Cosa serve quindi per richiedere la carta Qonto fisica o virtuale? In primis si deve aprire un conto, e poi seguire la procedura per la richiesta del tipo di carta che si desidera utilizzare.

Ricordiamo che con Qonto la carta non è di credito e non è nemmeno una prepagata. Parliamo invece di una carta di debito personalizzabile nei massimali e nelle zone di utilizzo (è dotata della funzione di geolocalizzazione).

Come richiedere una carta Qonto fisica e una carta virtuale

Entrambi i casi richiedono che si abbia già un account attivo con Qonto (accedi qua per procedere). Dopo di che bisogna entrare con il login e selezionare dal menu la sezione ‘carte’ -> ‘crea una carta’. Qui si potrà scegliere se si vuole la carta fisica o la carta virtuale.

Il passo successivo prevede l’inserimento dei dati del titolare dell’account che si intesterà la card. Poi si devono scegliere i massimali di spesa ed eventuali limitazioni per l’utilizzo (per esempio pagamenti solo online o solo fisici, ecc).

Se è stata scelta la carta fisica si dovrà indicare anche l’indirizzo dove spedirla mentre le carte virtuali terminata la fase precedente possono essere subito utilizzate.

Costi della carta Qonto

Per quanto riguarda o costi dipende se si è entro il numero di carte compreso nel piano del proprio conto oppure se si è oltre. I costi sono:

  • carte fisiche: 6 euro per l’emissione una tantum e poi 5 euro di canone mensile;
  • carte virtuali: non è previsto un costo di emissione ma solo di canone mensile pari a 2 euro.

Tipi di carte

Ad inizio del 2021 ci sono tre possibili scelte che Qonto offre con le sue carte e cioè la Carta One, la Carta Plus e la Carta X. Vediamone nel particolare le caratteristiche:

Carta One

Può essere considerata la entry level delle card (è infatti compresa gratuitamente le costo del piano) anche se il massimale di spesa è di tutto rispetto: pari a 20 mila euro.

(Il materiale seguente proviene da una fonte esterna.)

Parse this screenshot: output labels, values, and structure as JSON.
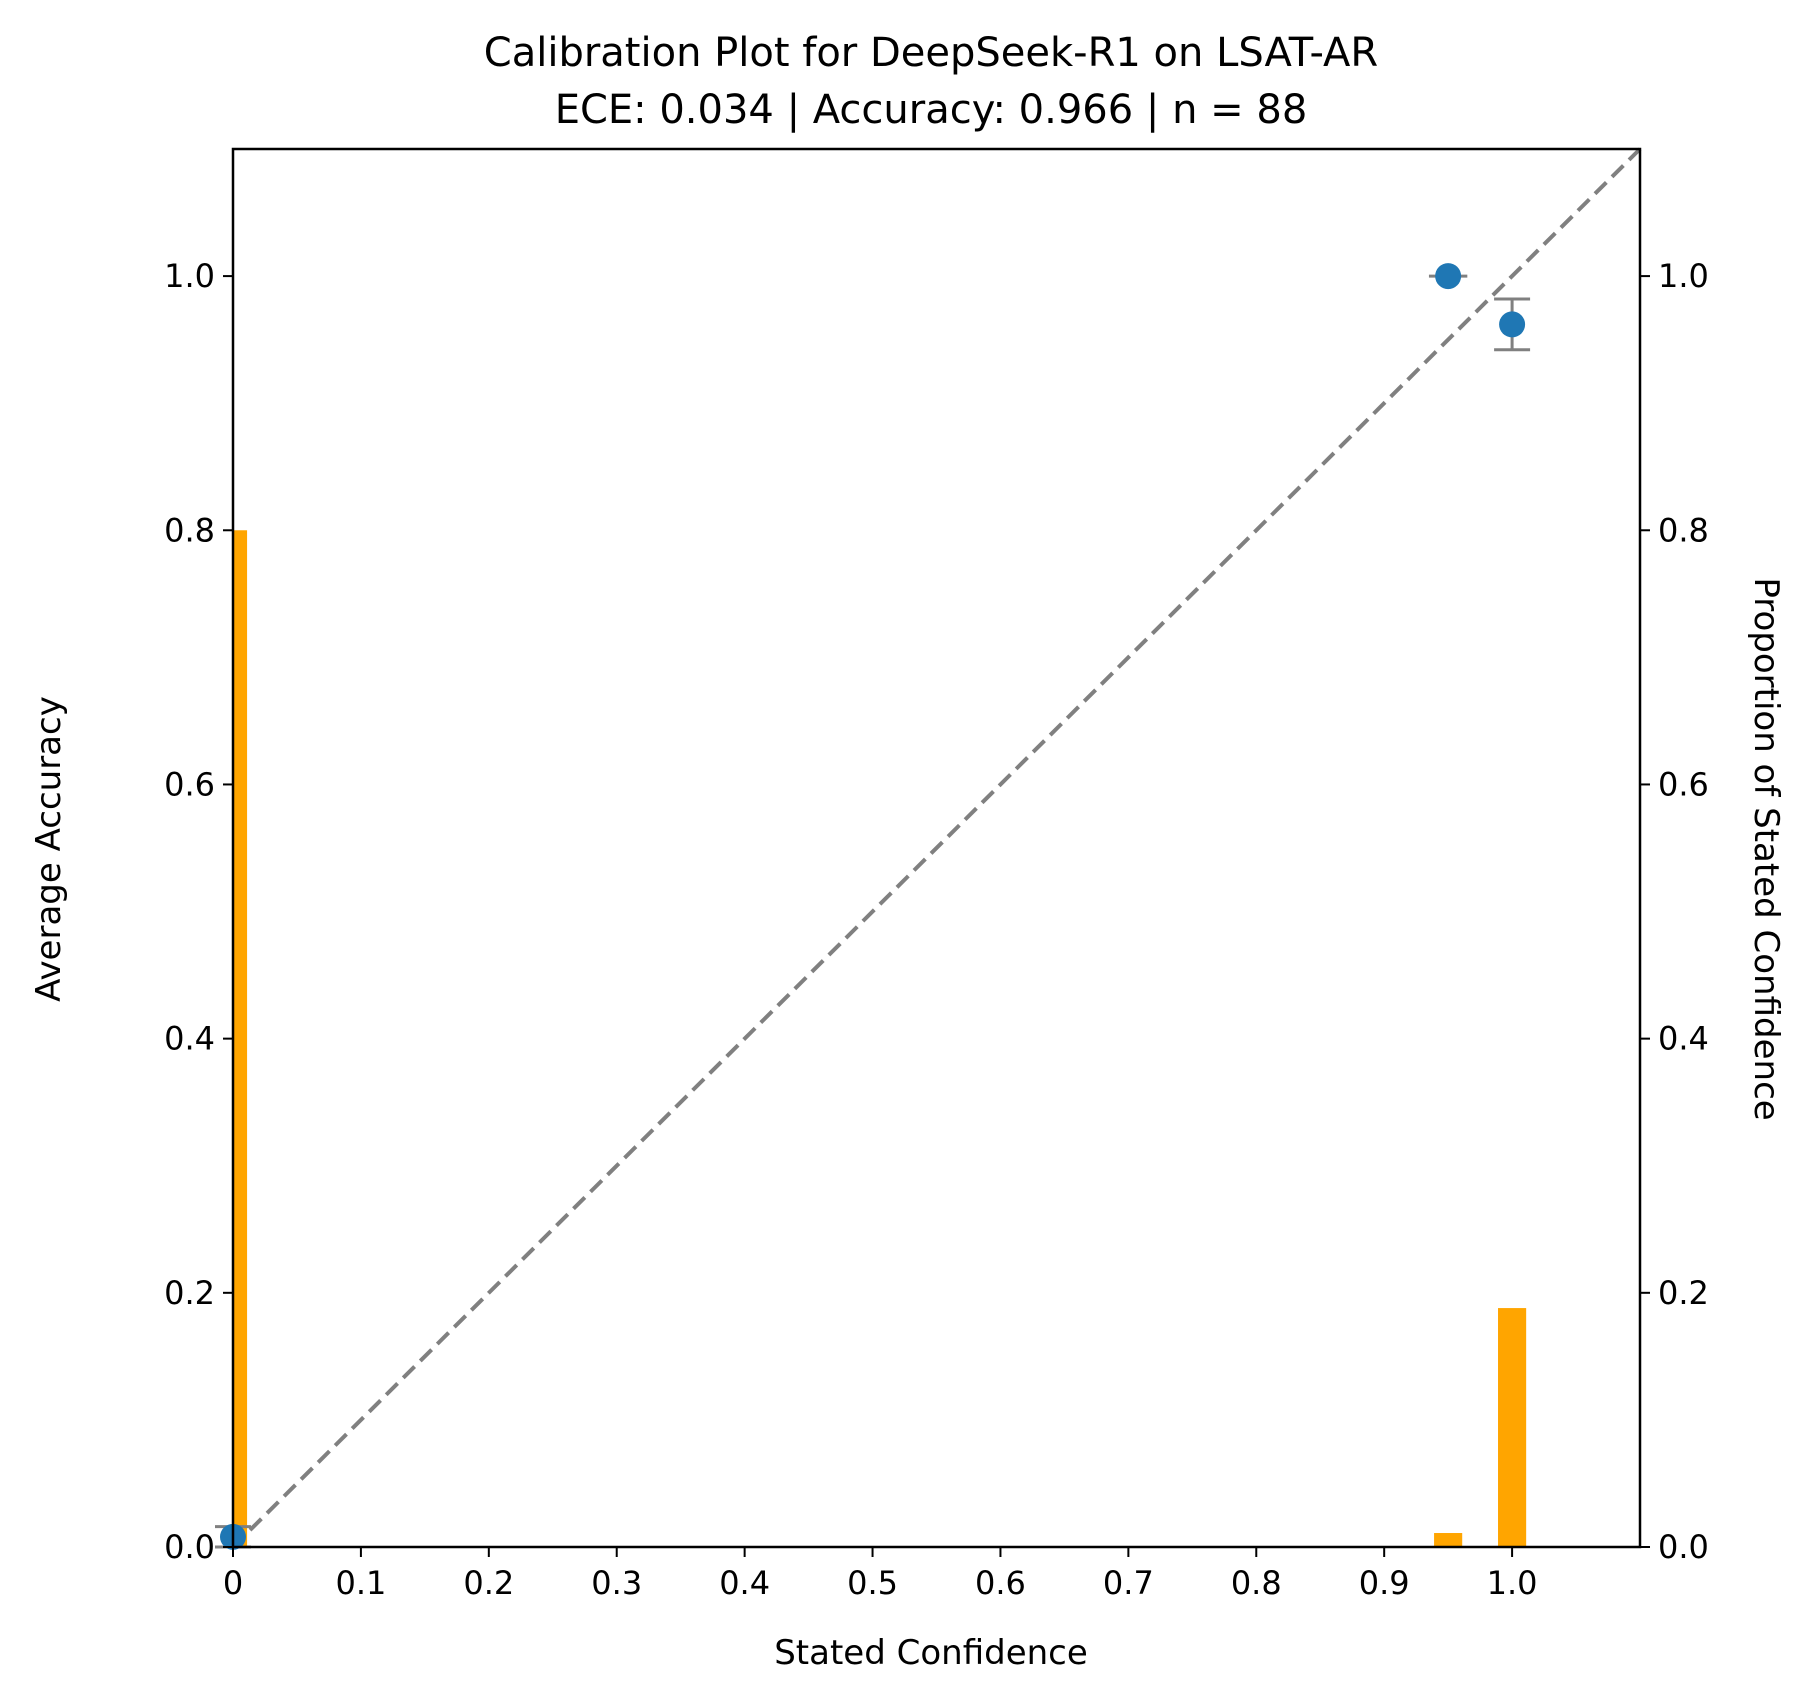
{
  "chart_data": {
    "type": "scatter",
    "title": "Calibration Plot for DeepSeek-R1 on LSAT-AR",
    "subtitle": "ECE: 0.034 | Accuracy: 0.966 | n = 88",
    "xlabel": "Stated Confidence",
    "ylabel": "Average Accuracy",
    "ylabel_right": "Proportion of Stated Confidence",
    "xlim": [
      0,
      1.1
    ],
    "ylim": [
      0,
      1.1
    ],
    "ylim_right": [
      0,
      1.1
    ],
    "x_ticks": [
      "0",
      "0.1",
      "0.2",
      "0.3",
      "0.4",
      "0.5",
      "0.6",
      "0.7",
      "0.8",
      "0.9",
      "1.0"
    ],
    "y_ticks": [
      "0.0",
      "0.2",
      "0.4",
      "0.6",
      "0.8",
      "1.0"
    ],
    "y_ticks_right": [
      "0.0",
      "0.2",
      "0.4",
      "0.6",
      "0.8",
      "1.0"
    ],
    "grid": false,
    "reference_line": {
      "from": [
        0,
        0
      ],
      "to": [
        1.1,
        1.1
      ],
      "style": "dashed",
      "color": "#808080"
    },
    "calibration_points": [
      {
        "x": 0.0,
        "y": 0.008,
        "yerr": 0.008,
        "xerr": 0.0
      },
      {
        "x": 0.95,
        "y": 1.0,
        "yerr": 0.0,
        "xerr": 0.015
      },
      {
        "x": 1.0,
        "y": 0.962,
        "yerr": 0.02,
        "xerr": 0.0
      }
    ],
    "proportion_bars": [
      {
        "x": 0.0,
        "value": 0.8
      },
      {
        "x": 0.95,
        "value": 0.011
      },
      {
        "x": 1.0,
        "value": 0.188
      }
    ],
    "colors": {
      "points": "#1f77b4",
      "bars": "#ffa500",
      "errorbars": "#808080",
      "reference": "#808080"
    }
  }
}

Come costi associati si ha il tasso di cambio pari al 2% e la commissione di 1 euro per prelievo. Come limiti abbiamo quello sui prelievi che possono arrivare fino a 1000 euro nell’arco di 30 giorni consecutivi.

Carta Plus

Il massimale raddoppia a 40 mila euro. Il tasso di cambio valuta scende all’1%. La commissione sui prelievi rimane di 1 euro ma i primi 5 prelievi al mese sono gratis.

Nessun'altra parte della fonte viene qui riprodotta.